Mas os íons presos têm desvantagens: eles são mais lentos na interação do que os qubits supercondutores, o que será importante quando se trata de contabilizar erros em tempo real que saem do sistema, diz Michele Reilly, fundadora da empresa de software quântico Turing em Nova York. E há limites para quantos íons podem caber em uma única armadilha e interagir. O modelo mais recente da IonQ contém 32 íons presos em uma cadeia; arrancar qualquer 2 usando lasers faz com que eles interajam. Para escalar até centenas de qubits, a empresa está trabalhando em maneiras de ligar várias cadeias de qubits usando fótons. A empresa pretende dobrar seu número de qubits a cada ano.

A sala de controle do computador quântico da Honeywell. Crédito: Honeywell Quantum Solutions

Enquanto isso, a Honeywell planeja interconectar todos os íons entre si, transportando-os fisicamente em torno de um chip gigante2 – uma ideia desenvolvida pela primeira vez no NIST no final dos anos 1990. O sistema mais recente da divisão Honeywell Quantum Solutions (HQS) da empresa, chamado H1, consiste em apenas 10 qubits, mas sua cientista-chefe Patty Lee diz que a empresa já está trabalhando em sua próxima iteração. Nos próximos 5 anos, a equipe planeja conectar cerca de 20 qubits, o que deve permitir que a máquina resolva problemas que seriam inviáveis em máquinas clássicas, diz Tony Uttley, presidente da HQS.
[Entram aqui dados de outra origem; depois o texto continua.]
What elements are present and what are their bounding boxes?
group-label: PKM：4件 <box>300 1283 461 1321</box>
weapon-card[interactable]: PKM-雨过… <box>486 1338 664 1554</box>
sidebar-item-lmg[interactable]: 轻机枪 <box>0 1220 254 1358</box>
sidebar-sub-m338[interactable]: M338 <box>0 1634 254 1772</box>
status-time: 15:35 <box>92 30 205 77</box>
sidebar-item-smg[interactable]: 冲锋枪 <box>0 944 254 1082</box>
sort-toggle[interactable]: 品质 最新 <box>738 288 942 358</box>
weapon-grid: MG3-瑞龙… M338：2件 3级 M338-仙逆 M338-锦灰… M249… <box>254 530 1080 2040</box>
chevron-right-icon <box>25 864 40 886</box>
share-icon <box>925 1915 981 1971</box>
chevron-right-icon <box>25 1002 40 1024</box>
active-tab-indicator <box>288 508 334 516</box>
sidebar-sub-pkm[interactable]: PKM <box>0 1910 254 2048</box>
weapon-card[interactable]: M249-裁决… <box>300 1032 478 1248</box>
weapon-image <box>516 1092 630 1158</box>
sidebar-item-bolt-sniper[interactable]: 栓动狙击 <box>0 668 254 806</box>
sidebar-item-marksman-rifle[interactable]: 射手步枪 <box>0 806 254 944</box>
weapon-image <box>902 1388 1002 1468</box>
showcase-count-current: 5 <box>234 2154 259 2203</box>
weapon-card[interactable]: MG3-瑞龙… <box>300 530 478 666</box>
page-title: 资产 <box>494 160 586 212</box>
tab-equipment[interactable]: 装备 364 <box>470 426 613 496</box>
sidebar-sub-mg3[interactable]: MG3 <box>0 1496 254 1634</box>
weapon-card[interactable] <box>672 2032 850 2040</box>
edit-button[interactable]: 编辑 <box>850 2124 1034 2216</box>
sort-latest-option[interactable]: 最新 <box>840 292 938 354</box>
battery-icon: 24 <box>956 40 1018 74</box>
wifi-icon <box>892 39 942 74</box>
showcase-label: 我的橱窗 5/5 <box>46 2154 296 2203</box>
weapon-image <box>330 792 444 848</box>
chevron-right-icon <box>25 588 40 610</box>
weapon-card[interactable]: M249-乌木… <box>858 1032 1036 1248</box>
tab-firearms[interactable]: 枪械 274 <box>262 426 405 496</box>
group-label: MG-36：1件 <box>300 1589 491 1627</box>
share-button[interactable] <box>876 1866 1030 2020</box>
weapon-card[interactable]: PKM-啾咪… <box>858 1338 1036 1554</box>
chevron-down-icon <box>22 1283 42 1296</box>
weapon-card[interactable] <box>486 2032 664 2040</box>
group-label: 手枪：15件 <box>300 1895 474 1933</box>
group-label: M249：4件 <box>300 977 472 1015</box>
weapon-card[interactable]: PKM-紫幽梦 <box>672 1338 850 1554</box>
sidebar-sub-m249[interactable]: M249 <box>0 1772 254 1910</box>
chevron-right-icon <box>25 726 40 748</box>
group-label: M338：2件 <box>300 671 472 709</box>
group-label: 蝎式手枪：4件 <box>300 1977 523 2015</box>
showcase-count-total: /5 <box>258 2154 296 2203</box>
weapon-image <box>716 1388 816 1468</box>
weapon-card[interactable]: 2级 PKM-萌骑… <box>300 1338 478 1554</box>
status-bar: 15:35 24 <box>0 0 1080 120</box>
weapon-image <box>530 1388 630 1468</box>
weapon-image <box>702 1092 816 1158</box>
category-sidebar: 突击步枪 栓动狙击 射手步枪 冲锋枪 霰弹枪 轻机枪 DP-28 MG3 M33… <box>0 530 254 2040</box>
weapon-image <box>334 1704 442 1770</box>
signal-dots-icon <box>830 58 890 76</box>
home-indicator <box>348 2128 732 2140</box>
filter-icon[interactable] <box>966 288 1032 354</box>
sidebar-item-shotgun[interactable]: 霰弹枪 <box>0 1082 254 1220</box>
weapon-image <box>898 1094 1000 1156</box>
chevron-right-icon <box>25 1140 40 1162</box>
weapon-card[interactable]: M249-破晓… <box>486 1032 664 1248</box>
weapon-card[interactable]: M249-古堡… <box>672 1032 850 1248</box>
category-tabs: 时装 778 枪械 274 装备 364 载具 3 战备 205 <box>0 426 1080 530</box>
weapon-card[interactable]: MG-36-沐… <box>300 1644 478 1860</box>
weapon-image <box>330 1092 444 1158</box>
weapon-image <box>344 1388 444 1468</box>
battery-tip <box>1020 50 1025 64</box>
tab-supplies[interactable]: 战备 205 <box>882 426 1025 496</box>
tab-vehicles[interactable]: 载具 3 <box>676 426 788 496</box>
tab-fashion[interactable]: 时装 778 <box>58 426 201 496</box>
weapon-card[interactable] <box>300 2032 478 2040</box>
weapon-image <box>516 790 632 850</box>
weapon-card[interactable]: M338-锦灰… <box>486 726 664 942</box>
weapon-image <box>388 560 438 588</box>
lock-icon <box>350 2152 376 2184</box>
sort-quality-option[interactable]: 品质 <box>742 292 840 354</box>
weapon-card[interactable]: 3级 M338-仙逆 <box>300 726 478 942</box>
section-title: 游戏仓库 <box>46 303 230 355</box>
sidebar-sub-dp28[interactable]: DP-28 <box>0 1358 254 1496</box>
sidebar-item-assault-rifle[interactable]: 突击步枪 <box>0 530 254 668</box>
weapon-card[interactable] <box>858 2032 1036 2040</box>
O desafio é manter a qualidade e a precisão dos qubits, enquanto controla dezenas, ou até centenas, de uma só vez – o que nem a Honeywell nem o IonQ ainda mostraram que podem fazer. Embora muitos dos componentes necessários tenham sido controlados individualmente, “o que é necessário é uma abordagem integrativa em nível de sistema juntando tudo, testando e resolvendo seus problemas”, diz Barbara Terhal, uma física teórica da Delft University of Technology na Holanda .

Sem vencedor claro

O hardware de íons presos não é o único que atrai investimentos substanciais. O sucesso dos qubits supercondutores abriu as portas para várias tecnologias, diz Slichter, incluindo os qubits de spin baseados em silício, que armazenam informações quânticas nos estados de spin nuclear de um átomo embutido em um cristal de silício. Em um golpe para esta tecnologia, Martinis ingressou na Silicon Quantum Computing em Sydney, Austrália, em um período sabático de 6 meses em setembro – seu primeiro afastamento dos sistemas supercondutores em quase duas décadas. Martinis não se importa com qual design acaba ganhando. “Quero ajudar alguém a construir o primeiro computador quântico. Não precisa ser eu [ou] com o que estou trabalhando”, diz ele.

A corrida também está longe de ser chamada, diz Maniscalco, e um vencedor pode nunca surgir. “Pode ser que não haja uma plataforma vencedora, mas temos plataformas híbridas ou diferentes que são úteis para tarefas diferentes.”